March 11, 2006|By JOHN EISENBERG

Bud Selig said he would rather have root-canal surgery than deal with the controversy stirred by Game of Shadows, the new book about Barry Bonds reportedly using steroids.

Fay Vincent said there should be an investigation into allegations that Bonds used steroids for years.

And you wonder why baseball has image problems?

While Selig, the current commissioner, looks for the nearest plot of sand to bury his head in, Vincent, the former commissioner, sounds a note of clarity.

It's a shame Vincent isn't still in charge. He understands it's long past time to confront an issue that amounts to an assault on baseball's soul.

Maybe Selig could invoke the "best interest of baseball" clause and name Vincent czar of steroid abuse. Vincent has railed about the subject for years, lamenting his failure to step in when he still had the power to effect change. Vincent gets it on this. Selig apparently just wants to get laughing gas and sleep through the ordeal.

But he can't, of course. I hate to break it to the commissioner and his dentist, but as the game's current leader and primary caretaker, he has no choice now but to be proactive and aggressive in dealing with Bonds.

Baseball's steroids era is over. We're into cleanup mode now, and Selig, of all people, should act accordingly.

Rep. Henry Waxman of the House Government Reform Committee, the group that pressured baseball into toughening its steroid testing program last year, has already called on the commissioner to conduct a "responsible and comprehensive investigation" into Bonds. Vincent said the probe should be led by someone with broad shoulders, such as former Sen. George Mitchell, former New York Gov. Mario Cuomo or lawyer John Dowd, who investigated Pete Rose's gambling habit.

"One of the first things to do is talk to Bonds. Will he cooperate? If he doesn't, I think that leads to disaster for Bonds," Vincent told the Associated Press.

Amen to it all. Enough of being afraid of Mr. 703 (and counting). If there is an investigation that does, in fact, determine wrongdoing occurred, there should be sanctions, such as a suspension, or some punishment demonstrating the sport's intolerance of systematic cheating.

Please understand: Despite what most people think, steroids were, in fact, banned from baseball as early as 1991, when Vincent, as commissioner, circulated a document titled "Baseball's Drug Policy and Prevention Program," detailing the prohibition of "all illegal drugs and controlled substances, including steroids." ESPN The Magazine has reported on the little-known policy's existence, and also reported that Selig sent out a similar memo in 1997.
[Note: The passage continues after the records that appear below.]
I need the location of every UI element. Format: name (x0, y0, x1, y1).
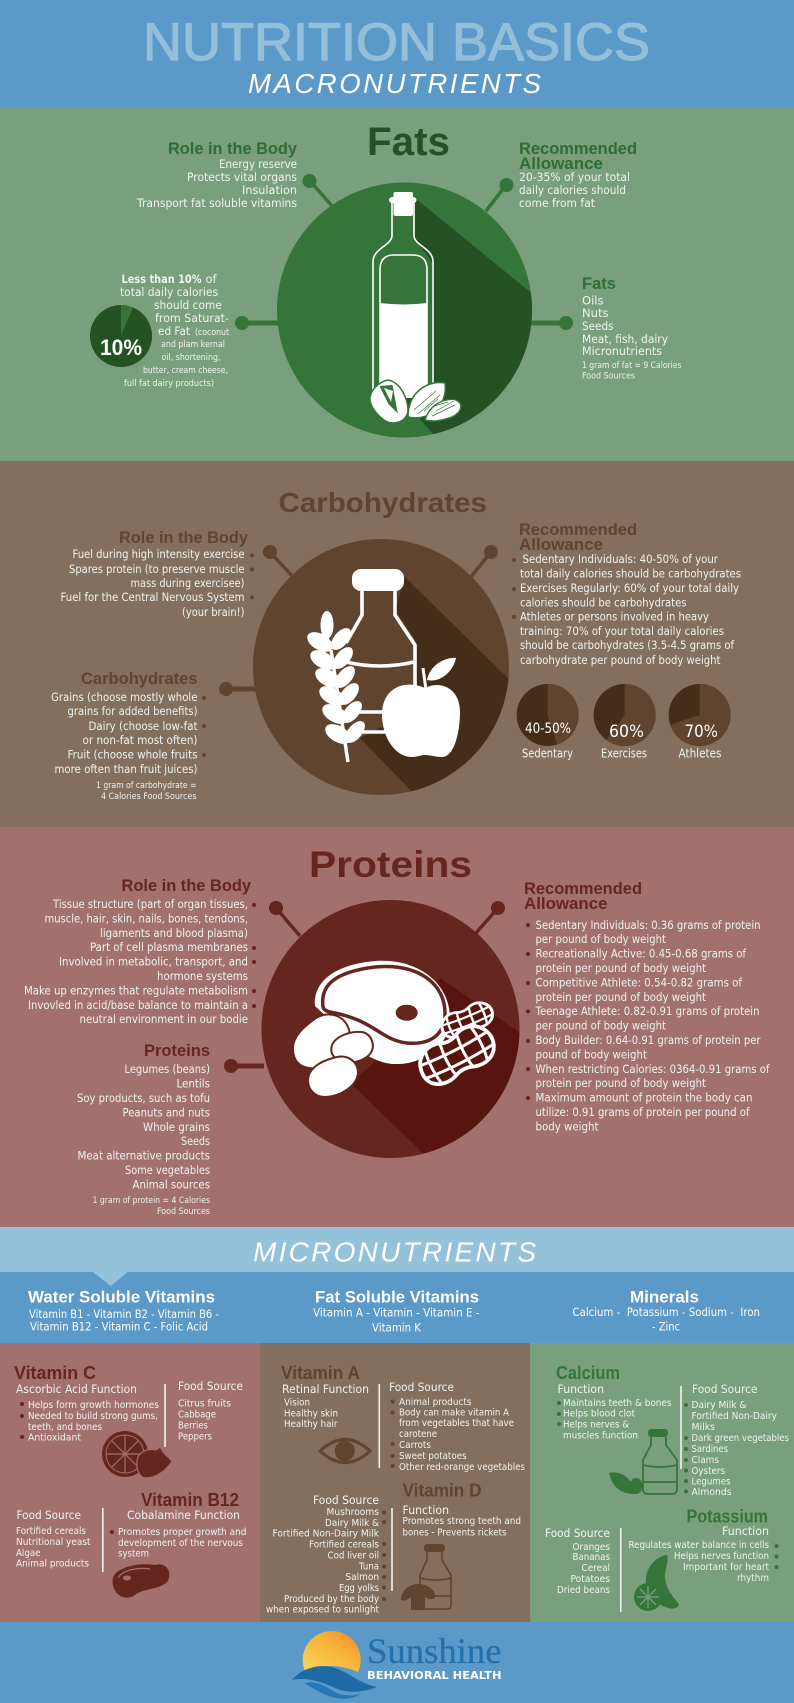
vitamin d food source: Dairy Milk & (325, 1518, 379, 1529)
panel: carbohydrates (0, 461, 794, 827)
vitamin c function: teeth, and bones (28, 1422, 102, 1433)
recommended allowance list: calories should be carbohydrates (520, 596, 686, 610)
calcium function: Maintains teeth & bones (563, 1398, 672, 1409)
saturated fat text: ed Fat (158, 324, 190, 338)
recommended allowance list: per pound of body weight (536, 932, 666, 946)
recommended allowance heading: Recommended (519, 521, 637, 539)
role in the body list: muscle, hair, skin, nails, bones, tendons, (44, 912, 248, 926)
proteins sources list: Peanuts and nuts (122, 1106, 210, 1120)
recommended allowance list: Competitive Athlete: 0.54-0.82 grams of (536, 976, 743, 990)
potassium function: Important for heart (683, 1562, 769, 1573)
panel: proteins (0, 827, 794, 1227)
proteins sources list: Whole grains (143, 1120, 210, 1134)
calcium food source: Clams (692, 1455, 719, 1466)
recommended allowance list: Body Builder: 0.64-0.91 grams of protein per (536, 1033, 761, 1047)
potassium food source: Food Source (545, 1526, 610, 1540)
vitamin c function: Helps form growth hormones (28, 1400, 159, 1411)
calcium function: Helps nerves & (563, 1420, 629, 1430)
potassium food source (545, 1526, 610, 1596)
vitamin d food source: Produced by the body (284, 1594, 379, 1605)
role in the body list (136, 157, 297, 210)
role in the body list: neutral environment in our bodie (80, 1012, 248, 1026)
vitamin b12 function: development of the nervous (118, 1538, 243, 1549)
role in the body list: mass during exercisee) (130, 576, 244, 590)
recommended allowance list: utilize: 0.91 grams of protein per pound of (536, 1105, 750, 1119)
pie: sedentary 40-50%: 40-50% (525, 721, 571, 737)
vitamin b12 function (110, 1508, 246, 1560)
divider line (378, 1384, 380, 1468)
vitamin a function (282, 1382, 369, 1430)
pie: sedentary 40-50%: Sedentary (522, 746, 573, 760)
category: minerals: - Zinc (652, 1320, 680, 1334)
category: water soluble vitamins: Vitamin B1 - Vitamin B2 - Vitamin B6 - (29, 1307, 219, 1321)
vitamin d food source: Egg yolks (339, 1583, 379, 1594)
vitamin b12 function: Cobalamine Function (127, 1508, 240, 1522)
proteins calorie note: Food Sources (157, 1207, 210, 1217)
recommended allowance heading (519, 140, 637, 173)
calcium food source: Food Source (692, 1382, 758, 1396)
recommended allowance list: per pound of body weight (536, 1018, 666, 1032)
pie: athletes 70% (669, 684, 731, 760)
role in the body list (60, 547, 254, 619)
heading: vitamin d: Vitamin D (402, 1480, 482, 1500)
role in the body list: Part of cell plasma membranes (90, 940, 248, 954)
connector lollipops (224, 901, 505, 1073)
vitamin a food source: Body can make vitamin A (399, 1408, 509, 1418)
calcium food source: Milks (692, 1422, 715, 1433)
heading: calcium: Calcium (556, 1363, 620, 1383)
recommended allowance heading: Allowance (519, 536, 603, 554)
category: water soluble vitamins: Vitamin B12 - Vitamin C - Folic Acid (30, 1320, 208, 1334)
recommended allowance text: daily calories should (519, 183, 626, 197)
vitamin c food source: Berries (178, 1420, 208, 1432)
recommended allowance heading: Recommended (524, 880, 642, 898)
divider line (102, 1508, 104, 1572)
fats sources list: Oils (582, 294, 604, 308)
recommended allowance text: come from fat (519, 196, 595, 210)
heading: carbohydrates: Carbohydrates (278, 487, 487, 518)
recommended allowance list: Maximum amount of protein the body can (536, 1090, 752, 1104)
icon: banana and lime (634, 1555, 679, 1611)
role in the body list: hormone systems (157, 969, 248, 983)
pie: exercises 60%: Exercises (601, 746, 647, 760)
role in the body list: Fuel during high intensity exercise (72, 547, 244, 561)
role in the body list: Spares protein (to preserve muscle (69, 562, 244, 576)
role in the body list: ligaments and blood plasma) (100, 926, 248, 940)
proteins sources list: Animal sources (132, 1178, 210, 1192)
calcium function: Function (558, 1382, 604, 1396)
icon: bottle, wheat and apple in circle (253, 539, 515, 800)
category: minerals: Minerals (630, 1288, 699, 1306)
band: micronutrient categories (0, 1272, 794, 1343)
header band (0, 0, 794, 108)
pie: exercises 60% (594, 684, 656, 760)
recommended allowance list: Exercises Regularly: 60% of your total daily (520, 581, 739, 595)
potassium food source: Bananas (572, 1552, 610, 1563)
recommended allowance text (519, 170, 630, 210)
proteins calorie note: 1 gram of protein = 4 Calories (92, 1196, 210, 1206)
recommended allowance heading: Allowance (519, 155, 603, 173)
calcium function (557, 1382, 672, 1442)
vitamin c food source: Food Source (178, 1379, 243, 1393)
calcium function: Helps blood clot (563, 1408, 635, 1420)
divider line (680, 1386, 682, 1469)
carbohydrates sources list: more often than fruit juices) (54, 762, 198, 776)
pie: athletes 70%: Athletes (678, 746, 722, 760)
vitamin a food source: Carrots (399, 1440, 431, 1451)
proteins sources list: Lentils (176, 1076, 210, 1090)
category: fat soluble vitamins: Vitamin A - Vitamin - Vitamin E - (313, 1306, 480, 1320)
role in the body heading: Role in the Body (168, 140, 298, 158)
recommended allowance heading (519, 521, 637, 554)
vitamin d food source: when exposed to sunlight (266, 1604, 379, 1616)
vitamin a function: Healthy hair (284, 1419, 338, 1430)
category: fat soluble vitamins (313, 1288, 480, 1334)
vitamin d function: Function (402, 1503, 449, 1517)
proteins sources heading: Proteins (144, 1042, 210, 1060)
vitamin a food source: Animal products (399, 1397, 472, 1408)
proteins calorie note (92, 1196, 210, 1217)
calcium food source: Dairy Milk & (692, 1400, 747, 1411)
saturated fat text: of (206, 272, 217, 286)
vitamin a function: Healthy skin (284, 1408, 338, 1420)
recommended allowance list: pound of body weight (536, 1048, 647, 1062)
recommended allowance list: body weight (536, 1120, 599, 1134)
vitamin b12 function: Promotes proper growth and (118, 1527, 246, 1538)
icon: bottle and mushroom (401, 1544, 451, 1610)
fats sources list (582, 294, 668, 358)
fats calorie note (582, 361, 682, 382)
carbohydrates sources list (51, 690, 206, 776)
saturated fat text: oil, shortening, (162, 353, 220, 363)
calcium food source: Oysters (692, 1466, 725, 1477)
saturated fat text: should come (154, 298, 222, 312)
icon: meat, beans and peanuts in circle (262, 900, 525, 1160)
recommended allowance text: 20-35% of your total (519, 170, 630, 184)
proteins sources list: Seeds (181, 1134, 210, 1148)
proteins sources list: Soy products, such as tofu (77, 1091, 210, 1105)
carbohydrates calorie note: 1 gram of carbohydrate = (96, 781, 196, 791)
potassium function: Function (722, 1524, 769, 1538)
logo: sunshine behavioral health: Sunshine (367, 1631, 502, 1671)
calcium function: muscles function (563, 1430, 638, 1442)
fats sources list: Nuts (582, 306, 608, 320)
vitamin a food source: Food Source (389, 1380, 454, 1394)
vitamin d function: Promotes strong teeth and (402, 1516, 521, 1527)
vitamin b12 food source (16, 1508, 91, 1570)
fats sources heading: Fats (582, 275, 616, 293)
category: minerals (572, 1288, 760, 1334)
potassium food source: Dried beans (557, 1585, 610, 1596)
saturated fat text: from Saturat- (155, 311, 229, 325)
vitamin c food source (178, 1379, 243, 1442)
recommended allowance list: Sedentary Individuals: 0.36 grams of protein (536, 918, 760, 932)
pie: exercises 60%: 60% (609, 722, 644, 742)
vitamin d function (402, 1503, 521, 1538)
panel: water soluble vitamins (0, 1343, 260, 1622)
connector lollipops (235, 174, 573, 330)
role in the body list: Tissue structure (part of organ tissues, (52, 897, 248, 911)
icon: citrus slice and strawberry (102, 1431, 172, 1478)
carbohydrates calorie note (96, 781, 197, 802)
carbohydrates sources list: Grains (choose mostly whole (51, 690, 198, 704)
role in the body list: Involved in metabolic, transport, and (59, 954, 248, 968)
icon: eye (320, 1440, 370, 1462)
potassium function: Regulates water balance in cells (628, 1540, 769, 1551)
category: fat soluble vitamins: Fat Soluble Vitamins (315, 1288, 479, 1306)
calcium food source: Almonds (692, 1487, 732, 1498)
pie: sedentary 40-50% (517, 684, 579, 760)
role in the body list: Make up enzymes that regulate metabolism (24, 984, 248, 998)
role in the body list: Protects vital organs (187, 170, 297, 184)
potassium function (628, 1524, 778, 1584)
recommended allowance list: protein per pound of body weight (536, 990, 706, 1004)
vitamin a function: Vision (284, 1398, 310, 1408)
category: fat soluble vitamins: Vitamin K (372, 1320, 421, 1334)
icon: olive oil bottle and nuts in circle (277, 182, 540, 445)
vitamin a food source: carotene (399, 1429, 437, 1440)
panel: fats (0, 108, 794, 461)
recommended allowance list: protein per pound of body weight (536, 961, 706, 975)
saturated fat text (120, 272, 230, 389)
vitamin c food source: Cabbage (178, 1410, 216, 1420)
potassium food source: Cereal (582, 1563, 610, 1574)
vitamin b12 food source: Food Source (16, 1508, 81, 1522)
fats calorie note: 1 gram of fat = 9 Calories (582, 361, 682, 371)
role in the body heading: Role in the Body (122, 877, 252, 895)
proteins sources list: Legumes (beans) (124, 1062, 210, 1076)
band: micronutrients title (0, 1227, 794, 1272)
recommended allowance list: training: 70% of your total daily calories (520, 624, 724, 638)
fats sources list: Micronutrients (582, 344, 662, 358)
calcium food source (684, 1382, 789, 1498)
recommended allowance heading: Recommended (519, 140, 637, 158)
recommended allowance list: total daily calories should be carbohydrates (520, 566, 741, 580)
heading: vitamin c: Vitamin C (14, 1363, 96, 1383)
saturated fat text: Less than 10% (122, 272, 202, 286)
vitamin c food source: Peppers (178, 1432, 212, 1442)
vitamin d function: bones - Prevents rickets (402, 1528, 506, 1538)
recommended allowance list: Recreationally Active: 0.45-0.68 grams of (536, 946, 747, 960)
calcium food source: Sardines (692, 1444, 728, 1455)
role in the body list: (your brain!) (182, 605, 244, 619)
vitamin c function: Antioxidant (28, 1432, 81, 1444)
role in the body list: Transport fat soluble vitamins (136, 196, 297, 210)
calcium food source: Fortified Non-Dairy (692, 1411, 777, 1422)
vitamin b12 function: system (118, 1548, 149, 1560)
potassium food source: Potatoes (570, 1574, 610, 1585)
carbohydrates sources list: or non-fat most often) (82, 733, 198, 747)
role in the body list (24, 897, 256, 1026)
carbohydrates sources heading: Carbohydrates (81, 670, 198, 688)
heading: potassium: Potassium (686, 1506, 768, 1526)
category: water soluble vitamins (28, 1288, 219, 1334)
divider line (164, 1384, 166, 1447)
potassium food source: Oranges (572, 1542, 610, 1553)
role in the body heading: Role in the Body (119, 529, 249, 547)
fats sources list: Meat, fish, dairy (582, 332, 668, 346)
vitamin a food source (389, 1380, 525, 1473)
fats calorie note: Food Sources (582, 372, 635, 382)
vitamin d food source: Tuna (358, 1562, 379, 1572)
proteins sources list (77, 1062, 210, 1192)
vitamin d food source: Salmon (346, 1572, 379, 1583)
recommended allowance list: Sedentary Individuals: 40-50% of your (522, 552, 718, 566)
vitamin c function: Needed to build strong gums, (28, 1411, 158, 1422)
logo: sunshine behavioral health (292, 1631, 502, 1699)
vitamin b12 food source: Fortified cereals (16, 1526, 86, 1537)
role in the body list: Invovled in acid/base balance to maintain a (28, 998, 248, 1012)
saturated fat text: (coconut (195, 328, 230, 338)
saturated fat text: full fat dairy products) (124, 379, 214, 389)
role in the body list: Energy reserve (219, 157, 297, 171)
vitamin a food source: from vegetables that have (399, 1418, 514, 1429)
divider line (620, 1528, 622, 1612)
pie: athletes 70%: 70% (684, 722, 718, 742)
icon: milk bottle and almonds (609, 1429, 677, 1494)
vitamin b12 food source: Nutritional yeast (16, 1537, 91, 1548)
category: water soluble vitamins: Water Soluble Vitamins (28, 1288, 215, 1306)
title: NUTRITION BASICS (143, 13, 650, 72)
panel: minerals (530, 1343, 794, 1622)
recommended allowance list (512, 552, 741, 667)
vitamin d food source: Food Source (313, 1493, 379, 1507)
vitamin c food source: Citrus fruits (178, 1398, 231, 1410)
vitamin d food source: Fortified Non-Dairy Milk (272, 1528, 379, 1540)
vitamin c function: Ascorbic Acid Function (16, 1382, 137, 1396)
recommended allowance list: protein per pound of body weight (536, 1076, 706, 1090)
saturated fat text: and plam kernal (161, 340, 225, 350)
vitamin c function (16, 1382, 159, 1444)
fats sources list: Seeds (582, 319, 614, 333)
vitamin d food source (266, 1493, 386, 1616)
panel: fat soluble vitamins (260, 1343, 530, 1622)
subtitle: micronutrients: MICRONUTRIENTS (253, 1236, 536, 1268)
vitamin d food source: Fortified cereals (309, 1540, 379, 1550)
carbohydrates calorie note: 4 Calories Food Sources (101, 792, 197, 802)
vitamin a food source: Sweet potatoes (399, 1451, 466, 1462)
carbohydrates sources list: Fruit (choose whole fruits (68, 748, 198, 762)
recommended allowance list: Teenage Athlete: 0.82-0.91 grams of protein (535, 1004, 760, 1018)
vitamin d food source: Cod liver oil (328, 1550, 379, 1562)
recommended allowance heading: Allowance (524, 895, 608, 913)
proteins sources list: Some vegetables (125, 1163, 210, 1177)
vitamin d food source: Mushrooms (326, 1507, 379, 1518)
footer band (0, 1622, 794, 1703)
saturated fat text: butter, cream cheese, (143, 366, 228, 376)
heading: vitamin a: Vitamin A (281, 1363, 360, 1383)
role in the body list: Fuel for the Central Nervous System (60, 590, 244, 604)
calcium food source: Legumes (692, 1476, 730, 1488)
role in the body list: Insulation (242, 183, 297, 197)
recommended allowance list: should be carbohydrates (3.5-4.5 grams of (520, 638, 735, 652)
recommended allowance list: Athletes or persons involved in heavy (520, 610, 709, 624)
heading: proteins: Proteins (309, 844, 472, 885)
saturated fat text: total daily calories (120, 285, 218, 299)
vitamin a food source: Other red-orange vegetables (399, 1462, 525, 1473)
icon: steak (113, 1564, 169, 1598)
recommended allowance list (526, 918, 770, 1134)
vitamin b12 food source: Algae (16, 1548, 40, 1559)
potassium function: rhythm (737, 1573, 769, 1584)
carbohydrates sources list: Dairy (choose low-fat (88, 719, 198, 733)
pie: 10 percent saturated fat (90, 305, 152, 367)
recommended allowance list: carbohydrate per pound of body weight (520, 653, 721, 667)
pointer triangle (93, 1272, 128, 1286)
recommended allowance heading (524, 880, 642, 913)
vitamin a function: Retinal Function (282, 1382, 369, 1396)
divider line (391, 1508, 393, 1591)
heading: vitamin b12: Vitamin B12 (141, 1490, 239, 1510)
vitamin b12 food source: Animal products (16, 1558, 89, 1570)
subtitle: macronutrients: MACRONUTRIENTS (248, 68, 542, 99)
potassium function: Helps nerves function (674, 1551, 769, 1562)
pie: 10 percent saturated fat: 10% (100, 335, 142, 360)
proteins sources list: Meat alternative products (78, 1148, 210, 1162)
logo: sunshine behavioral health: BEHAVIORAL HEALTH (367, 1670, 502, 1682)
connector lollipops (219, 545, 498, 696)
category: minerals: Calcium - Potassium - Sodium - Iron (572, 1305, 760, 1319)
heading: fats: Fats (367, 120, 450, 164)
carbohydrates sources list: grains for added benefits) (68, 704, 198, 718)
The policy was irrelevant because the commissioner's office and team front offices took a see-no-evil approach to steroids, and the players' union refused to submit to a testing program. But that didn't mean steroids were legal. They were against rules established by two different commissioners.

No, Bonds wasn't the only one allegedly flouting those rules. There's no telling how many players used illegal performance-enhancing substances to better themselves and their games. That's one reason Bonds' supporters say he shouldn't be singled out. What about the others?
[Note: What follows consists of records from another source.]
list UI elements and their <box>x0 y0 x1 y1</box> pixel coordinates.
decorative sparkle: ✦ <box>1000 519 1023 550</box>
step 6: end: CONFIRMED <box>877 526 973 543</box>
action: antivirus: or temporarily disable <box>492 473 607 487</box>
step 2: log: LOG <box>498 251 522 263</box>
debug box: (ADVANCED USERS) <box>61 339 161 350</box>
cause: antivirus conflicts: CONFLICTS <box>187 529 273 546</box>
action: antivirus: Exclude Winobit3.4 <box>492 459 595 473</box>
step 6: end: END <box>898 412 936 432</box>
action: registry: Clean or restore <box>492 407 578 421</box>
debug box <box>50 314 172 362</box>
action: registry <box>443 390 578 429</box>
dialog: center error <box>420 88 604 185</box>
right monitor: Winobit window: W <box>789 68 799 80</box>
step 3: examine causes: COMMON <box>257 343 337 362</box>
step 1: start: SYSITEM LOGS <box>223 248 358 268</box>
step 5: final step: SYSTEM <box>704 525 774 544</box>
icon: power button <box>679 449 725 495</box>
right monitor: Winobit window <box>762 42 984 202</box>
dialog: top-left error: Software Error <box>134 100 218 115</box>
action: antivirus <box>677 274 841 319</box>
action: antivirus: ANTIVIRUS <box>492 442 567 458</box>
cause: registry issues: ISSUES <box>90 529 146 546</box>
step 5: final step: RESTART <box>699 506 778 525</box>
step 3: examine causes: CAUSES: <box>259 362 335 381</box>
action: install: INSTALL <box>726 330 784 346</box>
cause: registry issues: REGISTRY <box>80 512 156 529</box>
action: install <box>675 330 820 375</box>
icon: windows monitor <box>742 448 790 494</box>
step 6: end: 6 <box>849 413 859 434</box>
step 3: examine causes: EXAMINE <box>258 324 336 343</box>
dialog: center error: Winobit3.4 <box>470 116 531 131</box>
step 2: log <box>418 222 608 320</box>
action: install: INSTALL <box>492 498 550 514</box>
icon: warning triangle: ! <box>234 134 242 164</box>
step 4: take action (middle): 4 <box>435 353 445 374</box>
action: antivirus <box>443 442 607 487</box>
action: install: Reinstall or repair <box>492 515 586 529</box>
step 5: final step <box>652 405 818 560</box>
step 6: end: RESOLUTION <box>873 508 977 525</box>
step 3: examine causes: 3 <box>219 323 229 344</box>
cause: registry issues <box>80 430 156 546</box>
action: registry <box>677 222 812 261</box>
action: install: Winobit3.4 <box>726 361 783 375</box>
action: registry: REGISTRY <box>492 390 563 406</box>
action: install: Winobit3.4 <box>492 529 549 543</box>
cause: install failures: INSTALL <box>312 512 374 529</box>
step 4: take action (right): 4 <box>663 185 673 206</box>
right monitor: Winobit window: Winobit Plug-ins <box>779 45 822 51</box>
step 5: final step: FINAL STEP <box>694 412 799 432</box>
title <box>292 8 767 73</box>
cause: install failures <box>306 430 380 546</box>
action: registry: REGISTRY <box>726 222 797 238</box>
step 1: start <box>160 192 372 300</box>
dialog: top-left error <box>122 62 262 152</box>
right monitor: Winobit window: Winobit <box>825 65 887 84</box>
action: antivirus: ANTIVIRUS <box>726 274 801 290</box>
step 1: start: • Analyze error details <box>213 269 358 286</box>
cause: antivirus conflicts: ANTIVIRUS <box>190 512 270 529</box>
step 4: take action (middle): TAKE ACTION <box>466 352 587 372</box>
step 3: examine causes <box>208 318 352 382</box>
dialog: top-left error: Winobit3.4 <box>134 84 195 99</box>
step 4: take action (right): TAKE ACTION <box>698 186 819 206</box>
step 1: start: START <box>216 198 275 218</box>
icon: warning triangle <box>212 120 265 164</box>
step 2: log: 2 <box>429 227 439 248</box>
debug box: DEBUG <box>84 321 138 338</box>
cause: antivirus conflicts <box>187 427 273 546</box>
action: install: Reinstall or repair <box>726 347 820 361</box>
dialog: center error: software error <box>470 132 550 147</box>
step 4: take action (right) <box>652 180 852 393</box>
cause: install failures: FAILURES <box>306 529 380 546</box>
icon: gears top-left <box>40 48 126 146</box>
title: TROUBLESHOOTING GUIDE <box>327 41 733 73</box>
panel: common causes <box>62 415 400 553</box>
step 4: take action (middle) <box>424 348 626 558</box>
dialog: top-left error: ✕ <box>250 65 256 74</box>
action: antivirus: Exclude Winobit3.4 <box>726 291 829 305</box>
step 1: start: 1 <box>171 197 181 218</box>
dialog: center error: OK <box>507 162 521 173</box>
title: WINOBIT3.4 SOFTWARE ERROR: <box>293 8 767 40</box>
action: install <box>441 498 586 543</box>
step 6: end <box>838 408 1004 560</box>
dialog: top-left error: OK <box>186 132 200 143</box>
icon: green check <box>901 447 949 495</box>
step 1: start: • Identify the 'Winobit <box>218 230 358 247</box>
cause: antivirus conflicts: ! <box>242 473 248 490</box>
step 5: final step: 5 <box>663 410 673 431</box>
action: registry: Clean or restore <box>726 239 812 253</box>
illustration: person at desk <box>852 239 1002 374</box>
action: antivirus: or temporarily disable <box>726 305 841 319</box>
But this isn't about the others. Nor is it about the similarly thorny issues of what to do with Bonds' statistical accomplishments, or whether he belongs in the Hall of Fame. Those are questions for another day, and we'll get to them.

But right now, this is simply about what a sport's appropriate response should be to a detailed, sober-minded report that suggests its greatest modern player abused banned substances - a bombshell development that demands action.
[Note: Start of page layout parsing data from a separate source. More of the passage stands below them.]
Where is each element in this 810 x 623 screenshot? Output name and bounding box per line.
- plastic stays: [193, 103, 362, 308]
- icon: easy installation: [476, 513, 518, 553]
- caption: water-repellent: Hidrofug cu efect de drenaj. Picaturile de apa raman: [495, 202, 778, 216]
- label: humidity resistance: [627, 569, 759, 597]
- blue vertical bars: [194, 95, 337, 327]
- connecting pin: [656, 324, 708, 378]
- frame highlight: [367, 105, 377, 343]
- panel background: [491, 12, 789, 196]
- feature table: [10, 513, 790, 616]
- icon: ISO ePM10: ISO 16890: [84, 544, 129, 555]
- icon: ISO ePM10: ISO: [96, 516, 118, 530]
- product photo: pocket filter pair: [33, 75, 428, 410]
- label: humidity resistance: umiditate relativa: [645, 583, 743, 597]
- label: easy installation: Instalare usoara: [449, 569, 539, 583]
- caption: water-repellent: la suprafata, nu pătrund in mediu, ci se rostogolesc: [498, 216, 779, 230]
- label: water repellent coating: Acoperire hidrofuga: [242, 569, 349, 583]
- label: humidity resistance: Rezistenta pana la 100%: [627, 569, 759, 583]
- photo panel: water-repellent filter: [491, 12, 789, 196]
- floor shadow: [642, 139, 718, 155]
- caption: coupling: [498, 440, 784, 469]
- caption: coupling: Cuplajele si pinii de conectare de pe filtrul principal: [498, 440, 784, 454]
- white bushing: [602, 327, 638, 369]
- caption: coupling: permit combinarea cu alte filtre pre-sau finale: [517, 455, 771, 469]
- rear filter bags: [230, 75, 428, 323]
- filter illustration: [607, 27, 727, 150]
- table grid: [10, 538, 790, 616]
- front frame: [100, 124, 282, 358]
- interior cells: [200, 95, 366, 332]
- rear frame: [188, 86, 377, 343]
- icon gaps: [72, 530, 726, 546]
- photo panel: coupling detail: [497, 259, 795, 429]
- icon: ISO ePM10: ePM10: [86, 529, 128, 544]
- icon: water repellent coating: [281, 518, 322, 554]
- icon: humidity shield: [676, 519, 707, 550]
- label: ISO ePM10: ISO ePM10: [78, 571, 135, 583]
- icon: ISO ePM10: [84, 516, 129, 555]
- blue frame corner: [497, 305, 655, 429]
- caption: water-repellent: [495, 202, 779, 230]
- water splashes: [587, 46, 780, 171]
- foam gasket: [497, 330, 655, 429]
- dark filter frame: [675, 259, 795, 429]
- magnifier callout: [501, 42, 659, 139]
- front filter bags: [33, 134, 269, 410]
The easy response would be to do nothing - go to the dentist. You get the feeling Selig would love to do that, despite his professed concern for ridding baseball of steroids. Taking on Bonds could lead to trouble with the players union, complaints from Bonds' team, the San Francisco Giants (who stand to make a lot of money off Bonds this year) and maybe even a lawsuit from Bonds himself.

But Selig can't afford to ignore the problem or dismiss Game of Shadows as a shallow endeavor. Enough with people having their heads in the sand. It's important to achieve as much of what Vincent calls "sunlight" on the issue, meaning furthering the story and gathering information grounded in fact, not rumor.

This is a no-brainer. You investigate the allegation, regardless of possible fallout.

Baseball has a problem in the first place - with Bonds as well as steroids in general - because Selig, the team owners and everyone in the game, including the media, averted their eyes for far too long. The lesson is that you have to act, respond, take chances.

The one thing you can't do is, well, nothing.